Krumm drove to Casper, Wyo., on Nov. 30 and fatally stabbed Heidi Arnold, 42, outside her house. She was a professor and Krumm's father's girlfriend.
Krumm then drove to Casper College, where he shot his father, James Krumm, 56, in the head with a bow and arrow in front a room of four to six students before stabbing himself with a knife. Police say Arnold and James Krumm lived together at the Hawthorne Avenue home where Arnold was stabbed.
Identical copies of Krumm's letter were found at both crimes scenes, police said.
In his opening paragraph, Krumm said that, despite having a master's degree in electrical engineering, he had been unable to solve problems at work. That caused him to be fired from his job as an engineer at Western Area Power Administration. He also resigned from two other jobs and was laid off once.

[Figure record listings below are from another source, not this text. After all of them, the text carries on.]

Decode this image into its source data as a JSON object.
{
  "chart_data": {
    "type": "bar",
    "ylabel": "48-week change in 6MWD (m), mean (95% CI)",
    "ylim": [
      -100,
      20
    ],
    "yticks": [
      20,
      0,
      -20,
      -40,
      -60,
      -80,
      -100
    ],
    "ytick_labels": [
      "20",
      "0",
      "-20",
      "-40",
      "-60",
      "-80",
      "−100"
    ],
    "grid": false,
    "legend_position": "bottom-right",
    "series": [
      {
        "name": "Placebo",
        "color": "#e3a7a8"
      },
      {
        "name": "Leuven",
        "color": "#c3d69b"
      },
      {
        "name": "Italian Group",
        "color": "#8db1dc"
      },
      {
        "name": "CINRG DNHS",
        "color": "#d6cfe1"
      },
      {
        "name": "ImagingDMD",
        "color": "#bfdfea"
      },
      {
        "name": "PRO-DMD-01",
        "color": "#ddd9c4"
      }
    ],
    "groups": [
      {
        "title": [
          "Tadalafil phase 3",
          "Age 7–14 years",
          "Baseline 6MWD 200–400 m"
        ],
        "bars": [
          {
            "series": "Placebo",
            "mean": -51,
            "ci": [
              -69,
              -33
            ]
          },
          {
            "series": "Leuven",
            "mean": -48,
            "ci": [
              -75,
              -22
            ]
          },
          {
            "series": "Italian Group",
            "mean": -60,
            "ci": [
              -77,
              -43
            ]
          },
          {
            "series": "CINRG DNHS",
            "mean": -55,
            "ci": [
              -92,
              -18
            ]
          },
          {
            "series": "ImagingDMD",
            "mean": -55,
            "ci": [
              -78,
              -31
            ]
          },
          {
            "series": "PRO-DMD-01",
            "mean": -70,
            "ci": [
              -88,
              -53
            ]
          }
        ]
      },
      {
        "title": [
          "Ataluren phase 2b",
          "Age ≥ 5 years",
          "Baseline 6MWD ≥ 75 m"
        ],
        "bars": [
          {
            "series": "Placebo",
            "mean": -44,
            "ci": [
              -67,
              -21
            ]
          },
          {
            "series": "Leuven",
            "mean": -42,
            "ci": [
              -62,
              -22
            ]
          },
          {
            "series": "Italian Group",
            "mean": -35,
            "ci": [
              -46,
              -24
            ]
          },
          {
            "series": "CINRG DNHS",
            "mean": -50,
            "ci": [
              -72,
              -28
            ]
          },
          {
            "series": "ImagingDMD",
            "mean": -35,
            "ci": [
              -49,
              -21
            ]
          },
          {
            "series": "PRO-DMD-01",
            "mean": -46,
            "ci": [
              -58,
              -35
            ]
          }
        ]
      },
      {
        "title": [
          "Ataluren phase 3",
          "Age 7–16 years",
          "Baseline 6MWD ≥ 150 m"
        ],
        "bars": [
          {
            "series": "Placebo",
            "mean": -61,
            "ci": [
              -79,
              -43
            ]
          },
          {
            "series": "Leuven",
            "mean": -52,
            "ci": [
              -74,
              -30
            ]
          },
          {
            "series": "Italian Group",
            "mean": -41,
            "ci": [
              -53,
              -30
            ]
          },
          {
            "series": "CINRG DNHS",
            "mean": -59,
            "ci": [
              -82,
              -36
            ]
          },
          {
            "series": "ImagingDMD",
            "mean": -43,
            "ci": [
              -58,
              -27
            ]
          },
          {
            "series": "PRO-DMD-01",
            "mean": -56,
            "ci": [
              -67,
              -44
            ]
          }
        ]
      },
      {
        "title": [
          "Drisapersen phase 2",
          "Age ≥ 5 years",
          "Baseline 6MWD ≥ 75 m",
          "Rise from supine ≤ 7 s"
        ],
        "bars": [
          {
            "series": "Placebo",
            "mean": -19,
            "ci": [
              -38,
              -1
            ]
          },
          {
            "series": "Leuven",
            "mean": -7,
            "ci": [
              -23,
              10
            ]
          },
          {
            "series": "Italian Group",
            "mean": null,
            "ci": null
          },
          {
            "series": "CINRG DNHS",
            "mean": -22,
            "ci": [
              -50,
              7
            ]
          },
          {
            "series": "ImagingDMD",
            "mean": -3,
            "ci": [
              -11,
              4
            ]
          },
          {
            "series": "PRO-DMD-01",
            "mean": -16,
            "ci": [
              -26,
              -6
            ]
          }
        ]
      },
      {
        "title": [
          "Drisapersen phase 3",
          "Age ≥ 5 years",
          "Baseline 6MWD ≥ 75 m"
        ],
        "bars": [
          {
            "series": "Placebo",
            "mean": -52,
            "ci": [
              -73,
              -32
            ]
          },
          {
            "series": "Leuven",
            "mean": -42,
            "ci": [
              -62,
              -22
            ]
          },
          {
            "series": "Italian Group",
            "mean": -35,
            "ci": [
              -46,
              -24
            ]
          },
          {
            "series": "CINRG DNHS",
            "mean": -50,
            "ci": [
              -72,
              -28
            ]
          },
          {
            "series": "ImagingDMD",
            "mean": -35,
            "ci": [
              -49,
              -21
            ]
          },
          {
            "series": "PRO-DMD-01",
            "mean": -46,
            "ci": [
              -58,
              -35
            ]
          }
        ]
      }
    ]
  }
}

"I am not willing to live with Asperger's syndrome anymore," Krumm wrote. "In fact I call on people who are born to cognitively or physically impaired people who are genetically predispositioned so to take action to punish their parents for having put them through so much hell."
Most of Krumm's letter praises policies in China, like the country's one-child policy, its investment in biotechnology and its foreign policy. The letter also criticizes the U.S. for allowing cognitively impaired people to breed, for its dependence on foreign oil and its lack of fiscal discipline.